Page:Clemenceau - Au soir de la pensée, 1927, Tome 2.djvu/302

La bibliothèque libre.
Le texte de cette page a été corrigé et est conforme au fac-similé.
297
les âges primitifs

La famille, en défense contre les choses du dehors, plus tard constituée en tribu, sauva l’homme comme elle put. Des moments durent se présenter ou l’existence de la race fut gravement en péril. Il est cependant remarquable que les populations les moins propres aux ingéniosités de la défense et de l’attaque, comme les nègres, aient proliféré, parmi les lions eux-mêmes. Le feu fut d’un grand secours pour la protection. Mais déjà les temps les plus difficiles étaient passés. De quelque façon que ce soit, la bête, de bonne heure, a trouvé son maître. C’était le sort de la civilisation qui se jouait entre la hache de pierre et les crocs des grands fauves. L’aïeul de l’homme était descendu de son arbre, et l’homme lui-même n’y pouvait plus qu’occasionnellement remonter.

L’imprévu des aventures refoulait encore aux abîmes la continuité des desseins ; la cohérence des volontés. Ainsi se passèrent des âges qu’il est impossible d’estimer, ou même de concevoir, autrement qu’à la fortune des plus vagues conjectures. Le culte du bâton qui est demeuré sceptre, et dont l’anthropoïde actuel fait encore état, le projectile qui se trouvait sous la main suscitèrent les premières ressources de résistance ou d’agression.

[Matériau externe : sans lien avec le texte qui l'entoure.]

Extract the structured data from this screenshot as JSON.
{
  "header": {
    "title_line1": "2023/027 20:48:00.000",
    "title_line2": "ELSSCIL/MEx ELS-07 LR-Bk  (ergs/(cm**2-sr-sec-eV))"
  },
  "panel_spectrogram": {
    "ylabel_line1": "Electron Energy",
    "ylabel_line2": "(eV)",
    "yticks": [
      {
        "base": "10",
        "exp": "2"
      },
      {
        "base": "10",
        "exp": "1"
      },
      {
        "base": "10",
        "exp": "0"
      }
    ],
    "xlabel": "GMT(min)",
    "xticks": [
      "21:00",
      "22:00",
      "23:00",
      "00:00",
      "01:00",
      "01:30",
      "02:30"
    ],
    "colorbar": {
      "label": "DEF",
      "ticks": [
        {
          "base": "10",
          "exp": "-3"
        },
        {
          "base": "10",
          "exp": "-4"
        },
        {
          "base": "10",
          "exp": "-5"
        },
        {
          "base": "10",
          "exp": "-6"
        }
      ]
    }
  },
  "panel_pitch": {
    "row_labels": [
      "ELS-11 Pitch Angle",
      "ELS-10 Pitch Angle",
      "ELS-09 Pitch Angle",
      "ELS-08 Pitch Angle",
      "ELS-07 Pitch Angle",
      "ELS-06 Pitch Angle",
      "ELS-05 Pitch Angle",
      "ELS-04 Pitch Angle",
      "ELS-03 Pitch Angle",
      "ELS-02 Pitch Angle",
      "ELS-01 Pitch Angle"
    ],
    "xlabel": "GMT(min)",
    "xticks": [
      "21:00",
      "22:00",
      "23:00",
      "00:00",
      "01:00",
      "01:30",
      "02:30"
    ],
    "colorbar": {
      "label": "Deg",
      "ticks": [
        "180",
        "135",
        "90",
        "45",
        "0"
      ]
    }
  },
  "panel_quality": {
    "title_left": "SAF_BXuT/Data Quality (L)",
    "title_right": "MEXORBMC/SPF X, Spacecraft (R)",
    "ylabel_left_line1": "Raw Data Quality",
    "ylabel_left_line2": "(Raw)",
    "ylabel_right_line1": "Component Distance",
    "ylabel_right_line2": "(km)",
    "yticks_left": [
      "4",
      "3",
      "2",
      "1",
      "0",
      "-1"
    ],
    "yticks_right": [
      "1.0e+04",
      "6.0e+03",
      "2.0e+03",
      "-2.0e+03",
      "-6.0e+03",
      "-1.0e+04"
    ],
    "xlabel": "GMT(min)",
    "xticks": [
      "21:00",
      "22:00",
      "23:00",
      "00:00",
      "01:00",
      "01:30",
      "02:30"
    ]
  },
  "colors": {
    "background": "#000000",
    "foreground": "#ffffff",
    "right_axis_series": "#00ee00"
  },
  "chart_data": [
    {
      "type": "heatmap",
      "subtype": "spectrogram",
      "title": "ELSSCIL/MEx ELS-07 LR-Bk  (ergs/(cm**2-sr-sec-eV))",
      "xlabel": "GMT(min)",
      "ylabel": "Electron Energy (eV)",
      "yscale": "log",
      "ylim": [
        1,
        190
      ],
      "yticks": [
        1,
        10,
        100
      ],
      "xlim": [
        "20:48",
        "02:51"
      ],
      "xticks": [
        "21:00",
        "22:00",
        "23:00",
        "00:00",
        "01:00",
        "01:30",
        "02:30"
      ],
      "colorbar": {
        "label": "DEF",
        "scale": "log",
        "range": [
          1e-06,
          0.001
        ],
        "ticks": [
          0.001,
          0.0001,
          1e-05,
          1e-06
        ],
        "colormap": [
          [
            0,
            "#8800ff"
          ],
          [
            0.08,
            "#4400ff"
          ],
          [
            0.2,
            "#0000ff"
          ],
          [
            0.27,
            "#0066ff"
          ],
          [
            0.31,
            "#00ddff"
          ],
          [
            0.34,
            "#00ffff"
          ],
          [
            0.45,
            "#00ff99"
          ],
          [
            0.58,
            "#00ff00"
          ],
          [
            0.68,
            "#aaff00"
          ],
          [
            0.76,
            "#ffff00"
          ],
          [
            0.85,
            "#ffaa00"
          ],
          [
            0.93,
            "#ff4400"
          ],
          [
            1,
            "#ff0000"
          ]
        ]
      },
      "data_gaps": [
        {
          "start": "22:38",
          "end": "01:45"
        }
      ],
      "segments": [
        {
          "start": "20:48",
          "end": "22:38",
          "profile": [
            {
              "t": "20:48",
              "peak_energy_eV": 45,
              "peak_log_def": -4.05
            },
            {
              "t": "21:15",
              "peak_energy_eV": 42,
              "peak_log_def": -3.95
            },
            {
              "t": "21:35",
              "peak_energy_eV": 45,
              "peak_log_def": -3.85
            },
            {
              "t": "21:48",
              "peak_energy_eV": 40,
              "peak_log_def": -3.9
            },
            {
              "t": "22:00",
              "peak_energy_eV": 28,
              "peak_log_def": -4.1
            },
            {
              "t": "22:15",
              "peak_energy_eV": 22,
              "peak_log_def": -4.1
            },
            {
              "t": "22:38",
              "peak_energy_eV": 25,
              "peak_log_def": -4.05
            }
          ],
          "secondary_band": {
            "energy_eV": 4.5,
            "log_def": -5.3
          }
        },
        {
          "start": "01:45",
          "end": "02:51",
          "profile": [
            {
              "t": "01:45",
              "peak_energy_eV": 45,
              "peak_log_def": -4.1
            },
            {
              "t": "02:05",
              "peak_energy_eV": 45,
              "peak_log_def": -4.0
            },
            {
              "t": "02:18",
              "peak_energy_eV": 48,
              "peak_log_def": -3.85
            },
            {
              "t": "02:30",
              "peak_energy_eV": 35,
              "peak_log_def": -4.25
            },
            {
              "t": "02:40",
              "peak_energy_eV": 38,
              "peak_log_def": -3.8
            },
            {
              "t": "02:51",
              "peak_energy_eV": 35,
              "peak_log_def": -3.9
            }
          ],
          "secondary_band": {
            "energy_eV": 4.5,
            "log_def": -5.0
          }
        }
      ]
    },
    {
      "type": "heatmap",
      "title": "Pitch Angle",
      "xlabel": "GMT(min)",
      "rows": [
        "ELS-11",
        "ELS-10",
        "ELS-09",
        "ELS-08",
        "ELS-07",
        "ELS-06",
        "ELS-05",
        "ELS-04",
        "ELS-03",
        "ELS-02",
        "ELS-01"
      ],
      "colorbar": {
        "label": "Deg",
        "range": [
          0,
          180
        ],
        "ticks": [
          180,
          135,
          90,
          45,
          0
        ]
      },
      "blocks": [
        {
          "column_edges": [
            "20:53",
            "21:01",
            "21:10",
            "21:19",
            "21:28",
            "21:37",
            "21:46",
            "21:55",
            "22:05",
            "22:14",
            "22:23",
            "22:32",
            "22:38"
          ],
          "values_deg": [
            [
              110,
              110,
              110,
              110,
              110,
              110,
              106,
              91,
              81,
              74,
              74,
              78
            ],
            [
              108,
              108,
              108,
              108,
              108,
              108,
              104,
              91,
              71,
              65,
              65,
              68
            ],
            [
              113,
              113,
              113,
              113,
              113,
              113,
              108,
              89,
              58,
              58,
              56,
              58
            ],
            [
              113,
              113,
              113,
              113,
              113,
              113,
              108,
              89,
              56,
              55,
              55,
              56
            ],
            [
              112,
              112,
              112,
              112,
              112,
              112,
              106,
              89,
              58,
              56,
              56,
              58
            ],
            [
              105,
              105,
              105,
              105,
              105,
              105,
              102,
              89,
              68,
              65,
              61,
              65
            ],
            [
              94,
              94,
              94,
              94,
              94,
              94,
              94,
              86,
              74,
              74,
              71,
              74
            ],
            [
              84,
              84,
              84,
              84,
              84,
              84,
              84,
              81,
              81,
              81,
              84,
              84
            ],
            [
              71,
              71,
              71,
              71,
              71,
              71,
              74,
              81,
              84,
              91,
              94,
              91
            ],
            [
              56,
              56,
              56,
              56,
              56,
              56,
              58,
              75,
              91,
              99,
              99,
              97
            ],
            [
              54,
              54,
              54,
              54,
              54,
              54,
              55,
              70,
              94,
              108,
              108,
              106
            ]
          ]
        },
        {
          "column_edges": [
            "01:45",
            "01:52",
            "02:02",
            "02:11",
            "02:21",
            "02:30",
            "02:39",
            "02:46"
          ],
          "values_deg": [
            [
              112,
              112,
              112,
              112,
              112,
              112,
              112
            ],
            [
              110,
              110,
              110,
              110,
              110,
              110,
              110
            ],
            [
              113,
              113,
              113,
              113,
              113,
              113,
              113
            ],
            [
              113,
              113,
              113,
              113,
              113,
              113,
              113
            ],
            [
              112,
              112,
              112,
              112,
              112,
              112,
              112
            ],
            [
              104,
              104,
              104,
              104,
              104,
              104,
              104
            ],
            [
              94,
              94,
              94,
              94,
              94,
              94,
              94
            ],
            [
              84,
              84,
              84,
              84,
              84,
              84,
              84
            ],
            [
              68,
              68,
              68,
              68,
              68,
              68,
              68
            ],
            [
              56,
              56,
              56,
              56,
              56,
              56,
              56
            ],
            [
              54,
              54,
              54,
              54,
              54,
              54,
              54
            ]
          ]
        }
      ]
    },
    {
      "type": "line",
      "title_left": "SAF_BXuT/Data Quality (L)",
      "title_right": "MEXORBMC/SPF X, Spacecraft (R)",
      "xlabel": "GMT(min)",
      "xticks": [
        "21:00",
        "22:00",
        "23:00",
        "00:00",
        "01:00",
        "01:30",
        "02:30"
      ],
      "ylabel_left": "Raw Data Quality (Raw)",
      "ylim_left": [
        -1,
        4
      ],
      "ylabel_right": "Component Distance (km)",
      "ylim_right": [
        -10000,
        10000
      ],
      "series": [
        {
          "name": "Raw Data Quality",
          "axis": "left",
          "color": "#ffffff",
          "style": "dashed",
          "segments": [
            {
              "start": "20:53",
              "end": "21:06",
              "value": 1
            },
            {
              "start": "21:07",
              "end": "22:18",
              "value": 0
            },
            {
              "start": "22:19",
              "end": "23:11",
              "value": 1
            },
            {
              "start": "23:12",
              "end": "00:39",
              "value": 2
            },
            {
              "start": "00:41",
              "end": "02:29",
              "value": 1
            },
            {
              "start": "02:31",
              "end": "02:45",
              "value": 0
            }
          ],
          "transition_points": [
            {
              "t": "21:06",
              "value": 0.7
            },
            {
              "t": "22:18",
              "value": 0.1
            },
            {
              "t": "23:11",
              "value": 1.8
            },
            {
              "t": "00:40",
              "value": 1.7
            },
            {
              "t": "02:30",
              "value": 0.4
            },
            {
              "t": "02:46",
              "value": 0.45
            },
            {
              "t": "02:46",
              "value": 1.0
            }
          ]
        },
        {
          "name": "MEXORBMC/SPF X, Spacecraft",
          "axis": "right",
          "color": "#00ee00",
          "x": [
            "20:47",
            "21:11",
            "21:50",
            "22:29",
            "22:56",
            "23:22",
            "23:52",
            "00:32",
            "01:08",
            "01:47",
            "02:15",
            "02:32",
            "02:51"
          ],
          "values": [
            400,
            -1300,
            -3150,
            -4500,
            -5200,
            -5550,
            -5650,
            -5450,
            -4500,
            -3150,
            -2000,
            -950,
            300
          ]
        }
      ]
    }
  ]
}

Le petit singe de Calcutta que j’ai vu casser sa noisette entre deux pierres donnait un exemple d’aptitudes assez notablement développées. Sans doute, il lui fallut l’enseignement de l’homme pour aller chercher le caillou qui lui servait de marteau. N’est-ce donc rien qu’il ait appris ? ]’en ai vu un autre à Amsterdam qui brisait la noix en la lançant, entre ses deux jambes, contre la tôle de sa cage. Peut-être y avait-il là plus de son art que de la leçon ? Il faut bien admettre, pour nos premiers parents, des facultés d’invention, selon le témoignage décisif des pierres taillées ou polies.

Si la découverte du feu précéda ou suivit ces grossiers instruments, à l’imitation peut-être d’« éolithes »[1] utilisées selon les chances, c’est ce qu’on ne pourra jamais préciser. L’histoire des divers groupements humains serait bien propre à nous suggérer des mouvements ide modestie trop souvent nécessaires.

  1. J’ai déjà dit qu’on appelle de ce nom des cailloux que le brassement des eaux, et les chocs qui s’ensuivent, ont brisés et usés en certaines parties jusqu’à leur donner au hasard l’apparence d’un dessin d’ouvrier.